O dia vai ainda meio e ocupo o tempo a fotografar, a contemplar os esquilos, que lutam nas árvores, a meditar e a escrever, enquanto baloiço na cama de rede. A tia debate-se com o menu do dia, folheando as revistas de culinária portuguesa, o tio ouve as notícias e desafia-me para uma partida de damas.
Quando o sol já não beija a copa das árvores, aprontamos a mesa no alpendre, abrimos as garrafas e afiamos os talheres. As conversas sobre as Histórias do mundo e dos meus namoricos recentes, não têm fim e por algum motivo confidencio-lhes tudo. E eles a mim. Sem pudores ou diferenças etárias.

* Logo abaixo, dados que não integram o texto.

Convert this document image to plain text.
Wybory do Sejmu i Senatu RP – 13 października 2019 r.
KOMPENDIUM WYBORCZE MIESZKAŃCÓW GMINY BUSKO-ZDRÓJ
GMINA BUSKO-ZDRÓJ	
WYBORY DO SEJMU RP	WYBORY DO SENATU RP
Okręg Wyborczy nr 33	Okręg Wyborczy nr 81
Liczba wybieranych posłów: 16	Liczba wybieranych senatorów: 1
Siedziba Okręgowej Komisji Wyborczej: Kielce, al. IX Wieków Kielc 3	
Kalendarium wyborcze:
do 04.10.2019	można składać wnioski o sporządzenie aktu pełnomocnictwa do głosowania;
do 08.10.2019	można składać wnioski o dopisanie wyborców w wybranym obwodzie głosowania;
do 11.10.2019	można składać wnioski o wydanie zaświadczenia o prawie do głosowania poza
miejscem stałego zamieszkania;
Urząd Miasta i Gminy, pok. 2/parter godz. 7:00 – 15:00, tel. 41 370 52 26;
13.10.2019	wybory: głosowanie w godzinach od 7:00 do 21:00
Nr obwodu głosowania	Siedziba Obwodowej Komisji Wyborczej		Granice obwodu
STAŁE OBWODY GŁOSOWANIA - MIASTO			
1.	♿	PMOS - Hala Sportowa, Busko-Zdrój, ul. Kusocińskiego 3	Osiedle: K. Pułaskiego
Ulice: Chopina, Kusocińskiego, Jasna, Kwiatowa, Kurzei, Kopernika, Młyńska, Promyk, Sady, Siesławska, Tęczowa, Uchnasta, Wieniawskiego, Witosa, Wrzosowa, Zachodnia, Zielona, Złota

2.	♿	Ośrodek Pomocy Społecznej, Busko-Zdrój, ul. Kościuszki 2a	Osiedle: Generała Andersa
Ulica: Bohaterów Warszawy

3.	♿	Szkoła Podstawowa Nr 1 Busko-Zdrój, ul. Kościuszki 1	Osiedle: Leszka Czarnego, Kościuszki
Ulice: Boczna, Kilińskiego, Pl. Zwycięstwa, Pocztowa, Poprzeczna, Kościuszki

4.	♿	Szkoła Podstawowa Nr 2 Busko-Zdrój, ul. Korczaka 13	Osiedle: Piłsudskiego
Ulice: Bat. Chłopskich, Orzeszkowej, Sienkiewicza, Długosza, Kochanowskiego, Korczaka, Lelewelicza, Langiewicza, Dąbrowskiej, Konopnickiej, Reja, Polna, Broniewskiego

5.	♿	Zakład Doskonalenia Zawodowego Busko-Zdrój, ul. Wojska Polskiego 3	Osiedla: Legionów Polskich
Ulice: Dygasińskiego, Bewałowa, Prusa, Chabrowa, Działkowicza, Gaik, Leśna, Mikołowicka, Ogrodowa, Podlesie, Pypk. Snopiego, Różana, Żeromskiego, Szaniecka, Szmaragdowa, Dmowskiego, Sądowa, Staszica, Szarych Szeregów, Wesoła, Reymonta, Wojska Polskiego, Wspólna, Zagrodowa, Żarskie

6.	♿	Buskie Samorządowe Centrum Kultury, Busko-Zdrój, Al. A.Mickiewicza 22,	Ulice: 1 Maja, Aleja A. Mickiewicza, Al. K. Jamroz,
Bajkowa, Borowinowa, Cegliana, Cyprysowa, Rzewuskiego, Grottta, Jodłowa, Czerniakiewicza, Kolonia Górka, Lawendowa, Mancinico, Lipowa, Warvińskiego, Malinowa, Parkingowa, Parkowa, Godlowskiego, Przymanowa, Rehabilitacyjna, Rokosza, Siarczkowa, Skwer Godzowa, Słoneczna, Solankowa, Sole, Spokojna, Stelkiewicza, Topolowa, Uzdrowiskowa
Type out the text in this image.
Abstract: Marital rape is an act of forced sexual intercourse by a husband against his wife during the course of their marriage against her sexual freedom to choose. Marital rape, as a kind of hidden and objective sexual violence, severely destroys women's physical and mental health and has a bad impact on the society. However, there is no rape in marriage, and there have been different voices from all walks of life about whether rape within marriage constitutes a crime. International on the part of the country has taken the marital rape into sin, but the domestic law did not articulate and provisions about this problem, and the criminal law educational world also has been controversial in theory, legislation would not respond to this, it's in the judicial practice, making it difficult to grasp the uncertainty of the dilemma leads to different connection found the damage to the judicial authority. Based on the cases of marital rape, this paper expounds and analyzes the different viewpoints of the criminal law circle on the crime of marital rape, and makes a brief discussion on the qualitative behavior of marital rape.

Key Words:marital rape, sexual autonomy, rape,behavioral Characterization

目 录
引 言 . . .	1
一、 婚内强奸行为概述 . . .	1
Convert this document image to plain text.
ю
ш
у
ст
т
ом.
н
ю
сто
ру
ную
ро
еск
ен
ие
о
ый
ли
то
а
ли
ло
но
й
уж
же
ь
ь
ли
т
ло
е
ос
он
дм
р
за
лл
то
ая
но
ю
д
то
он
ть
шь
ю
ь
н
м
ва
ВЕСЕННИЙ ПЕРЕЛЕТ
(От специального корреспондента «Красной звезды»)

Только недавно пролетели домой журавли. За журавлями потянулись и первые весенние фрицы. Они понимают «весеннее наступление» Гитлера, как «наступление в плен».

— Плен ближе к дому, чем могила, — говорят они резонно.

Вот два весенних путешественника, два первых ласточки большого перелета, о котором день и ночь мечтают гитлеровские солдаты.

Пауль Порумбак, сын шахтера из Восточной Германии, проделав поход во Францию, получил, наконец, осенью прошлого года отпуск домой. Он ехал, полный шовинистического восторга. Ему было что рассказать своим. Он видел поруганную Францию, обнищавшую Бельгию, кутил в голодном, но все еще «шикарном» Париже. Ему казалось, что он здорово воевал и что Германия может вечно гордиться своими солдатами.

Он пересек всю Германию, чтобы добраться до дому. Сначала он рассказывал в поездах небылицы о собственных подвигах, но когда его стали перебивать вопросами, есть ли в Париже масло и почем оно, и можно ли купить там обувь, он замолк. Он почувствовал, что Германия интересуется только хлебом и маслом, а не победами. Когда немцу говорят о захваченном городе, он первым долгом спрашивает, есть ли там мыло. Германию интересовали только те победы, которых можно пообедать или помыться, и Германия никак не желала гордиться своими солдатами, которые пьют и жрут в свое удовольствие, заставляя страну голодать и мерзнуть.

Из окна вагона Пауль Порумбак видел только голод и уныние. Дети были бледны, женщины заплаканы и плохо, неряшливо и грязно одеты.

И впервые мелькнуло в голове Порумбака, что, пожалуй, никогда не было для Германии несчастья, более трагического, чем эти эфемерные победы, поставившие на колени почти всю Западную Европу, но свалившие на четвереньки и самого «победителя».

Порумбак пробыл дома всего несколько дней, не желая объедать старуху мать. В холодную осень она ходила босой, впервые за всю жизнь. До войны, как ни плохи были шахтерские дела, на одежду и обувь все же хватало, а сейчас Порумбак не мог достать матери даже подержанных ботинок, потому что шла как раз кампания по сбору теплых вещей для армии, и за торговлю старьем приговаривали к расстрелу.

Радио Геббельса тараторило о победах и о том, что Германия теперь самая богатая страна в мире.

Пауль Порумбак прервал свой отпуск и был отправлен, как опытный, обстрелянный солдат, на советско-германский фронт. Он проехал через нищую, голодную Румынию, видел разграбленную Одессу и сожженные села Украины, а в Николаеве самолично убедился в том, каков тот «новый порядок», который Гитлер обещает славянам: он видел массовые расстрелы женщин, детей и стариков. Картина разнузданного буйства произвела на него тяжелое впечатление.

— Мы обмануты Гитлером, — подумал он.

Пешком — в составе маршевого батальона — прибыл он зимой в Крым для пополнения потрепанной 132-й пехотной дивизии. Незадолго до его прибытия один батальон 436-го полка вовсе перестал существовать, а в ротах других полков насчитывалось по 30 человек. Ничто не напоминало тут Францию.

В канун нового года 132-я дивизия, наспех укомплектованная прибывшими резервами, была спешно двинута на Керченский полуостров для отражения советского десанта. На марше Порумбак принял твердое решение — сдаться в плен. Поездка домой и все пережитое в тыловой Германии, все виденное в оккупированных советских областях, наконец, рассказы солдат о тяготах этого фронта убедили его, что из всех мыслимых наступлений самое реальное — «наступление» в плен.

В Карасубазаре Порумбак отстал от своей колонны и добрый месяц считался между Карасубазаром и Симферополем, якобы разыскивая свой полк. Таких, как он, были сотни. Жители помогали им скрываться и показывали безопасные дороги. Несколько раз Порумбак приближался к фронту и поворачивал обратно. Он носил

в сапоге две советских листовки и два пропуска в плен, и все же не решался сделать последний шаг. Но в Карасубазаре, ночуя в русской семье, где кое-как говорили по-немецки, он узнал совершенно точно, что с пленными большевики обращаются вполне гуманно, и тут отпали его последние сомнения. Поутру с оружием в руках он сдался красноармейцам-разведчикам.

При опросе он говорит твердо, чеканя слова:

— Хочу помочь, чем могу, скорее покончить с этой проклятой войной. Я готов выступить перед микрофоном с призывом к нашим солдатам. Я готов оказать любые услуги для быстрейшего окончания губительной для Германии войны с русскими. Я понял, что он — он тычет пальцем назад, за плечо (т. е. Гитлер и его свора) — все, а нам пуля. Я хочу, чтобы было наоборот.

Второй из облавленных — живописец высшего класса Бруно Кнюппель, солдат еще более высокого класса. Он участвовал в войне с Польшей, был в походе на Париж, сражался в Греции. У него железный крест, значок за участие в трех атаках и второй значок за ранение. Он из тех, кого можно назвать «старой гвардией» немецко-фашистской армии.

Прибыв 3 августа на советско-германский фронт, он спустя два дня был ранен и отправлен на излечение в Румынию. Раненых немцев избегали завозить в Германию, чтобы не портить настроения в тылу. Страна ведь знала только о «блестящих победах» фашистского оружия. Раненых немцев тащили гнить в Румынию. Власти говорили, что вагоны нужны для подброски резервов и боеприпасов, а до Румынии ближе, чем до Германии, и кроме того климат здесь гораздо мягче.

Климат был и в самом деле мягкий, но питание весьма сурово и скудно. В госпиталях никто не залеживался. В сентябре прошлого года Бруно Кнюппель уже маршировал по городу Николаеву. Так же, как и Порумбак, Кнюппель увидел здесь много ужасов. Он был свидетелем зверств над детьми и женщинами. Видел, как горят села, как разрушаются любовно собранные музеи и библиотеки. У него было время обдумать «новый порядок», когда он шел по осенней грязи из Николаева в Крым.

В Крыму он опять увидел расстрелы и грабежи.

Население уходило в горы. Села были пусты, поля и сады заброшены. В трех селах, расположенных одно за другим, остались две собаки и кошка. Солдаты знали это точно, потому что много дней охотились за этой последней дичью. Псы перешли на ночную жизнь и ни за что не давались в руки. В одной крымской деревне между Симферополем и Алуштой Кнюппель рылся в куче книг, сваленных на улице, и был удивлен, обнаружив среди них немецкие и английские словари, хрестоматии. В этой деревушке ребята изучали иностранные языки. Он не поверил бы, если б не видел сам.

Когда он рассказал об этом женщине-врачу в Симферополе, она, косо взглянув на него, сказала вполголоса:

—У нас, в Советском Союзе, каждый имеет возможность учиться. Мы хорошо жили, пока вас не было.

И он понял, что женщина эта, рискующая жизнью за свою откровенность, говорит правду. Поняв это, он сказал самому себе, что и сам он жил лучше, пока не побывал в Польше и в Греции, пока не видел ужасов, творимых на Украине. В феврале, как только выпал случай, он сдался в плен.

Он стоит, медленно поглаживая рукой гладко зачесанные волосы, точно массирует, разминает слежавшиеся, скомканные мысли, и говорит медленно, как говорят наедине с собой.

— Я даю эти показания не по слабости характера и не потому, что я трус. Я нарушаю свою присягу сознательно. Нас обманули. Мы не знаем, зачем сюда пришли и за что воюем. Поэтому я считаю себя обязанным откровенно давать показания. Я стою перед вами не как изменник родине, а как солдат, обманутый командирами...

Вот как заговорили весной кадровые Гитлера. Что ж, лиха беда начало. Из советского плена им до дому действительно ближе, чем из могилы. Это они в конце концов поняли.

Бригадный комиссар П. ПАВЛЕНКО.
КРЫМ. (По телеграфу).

Chegada a noite, ficámos só as duas. Ali, no meio de um manto azul iluminado por centenas de estrelas e pirilampos. Recordamos e rimos até doer a barriga.
O cansaço fez-se pesar. Arrumámos, entrámos em casa e falámos sobre a Alice, a Maria Alice. A tia desabafa, olhando para o chão, as saudades que sente e o quanto a morte dela foi dura e injusta. Afirma, que a vê não só em mim e na minha mãe, mas também nas flores que planta no jardim. Eu escuto-a e recordo a minha avó. Conviver com esta minha tia é como rever a minha avó em carne e osso. Se não tivesse partido aos 57 anos ela seria assim, nós as duas seríamos assim. A minha avó ter-me-ia visto mulher. Tantos conselhos me daria. Tanto que ficámos por viver:
– Vês isto aqui? Foi a tua avó! Nunca percebeu como fechar esta porta, e como era teimosa e bruta… – apontou a minha tia para a lasca no armário.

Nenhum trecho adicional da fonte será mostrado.